My hope is that the state bars and other regulatory entities will use these standards as a resource for their attorneys. Rather than each state bar creating these vastly different ethics opinions that are rarely updated in a timely fashion that attempt to dictate how we use technology in our law practices, these entities could instead remind attorneys of the rules of professional responsibility that they must comply with and then point them to regularly updated technology standards such as these and other resources for education. Especially with the rise in multijurisdictional and virtual law practice, the need for standardization of technology and security is becoming even more critical. Plus the standards take into consideration the needs of different types of practices that have different resources available to them, from the solo to a BigLaw firm with a full-time IT consultant. The suggestions are ranked accordingly and also written with very technical descriptions next to “easier to implement for the not so tech-savvy” explanations.
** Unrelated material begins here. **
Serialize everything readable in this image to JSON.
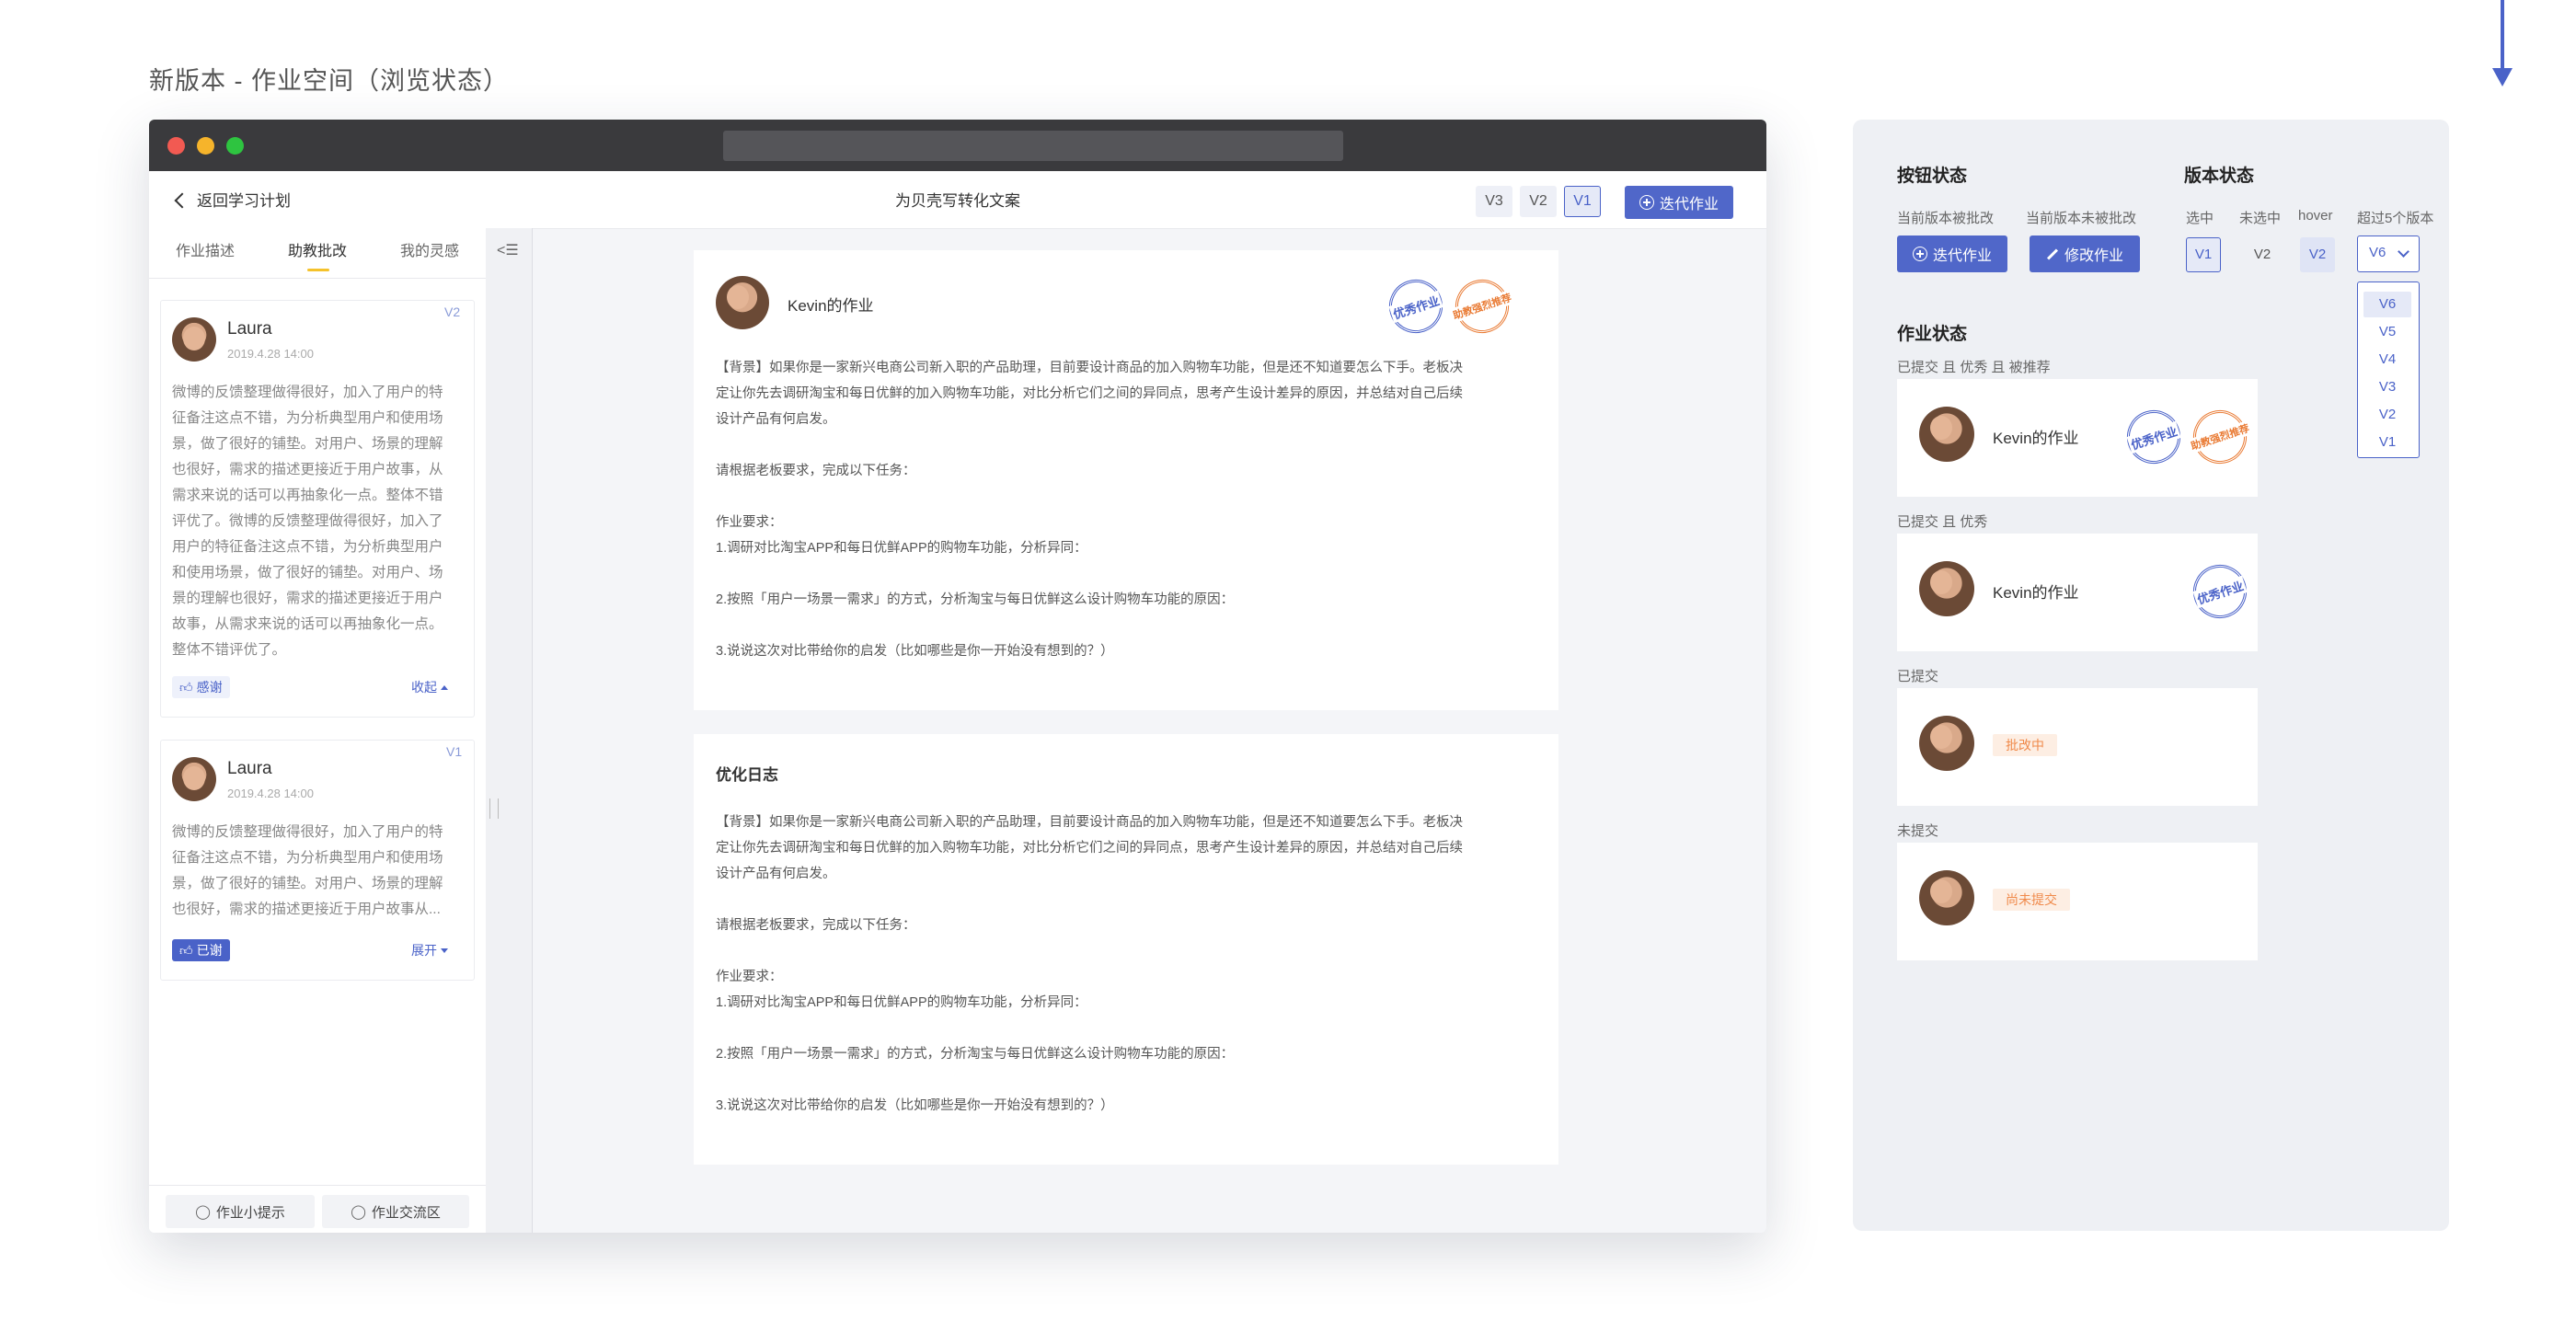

The goal of the ILTSO standards is to meet this need in the legal profession and to keep those standards updated as the technology and security changes. The board of the non-profit is made up of legal professors, international consultants, malpractice insurance carriers, IP attorneys, IT consultants and programmers, legal SaaS vendors, and attorneys from solo to BigLaw firms. I became involved in this non-profit about two months ago when called upon to review the draft manuscript of the standards. I specifically worked with them on the drafting of the ethics portion of the manual, but also advised as a solo practitioner with limited resources to implement really complex in-house tech solutions.
As with everything it seems, some in the industry will feel threatened by the creation of standards and attempt to find something negative about the formation of this group. I’m just glad that this resource is out there for the many attorneys that I speak to who are actively seeking this type of guidance. I look forward to the feedback from others as they read through it.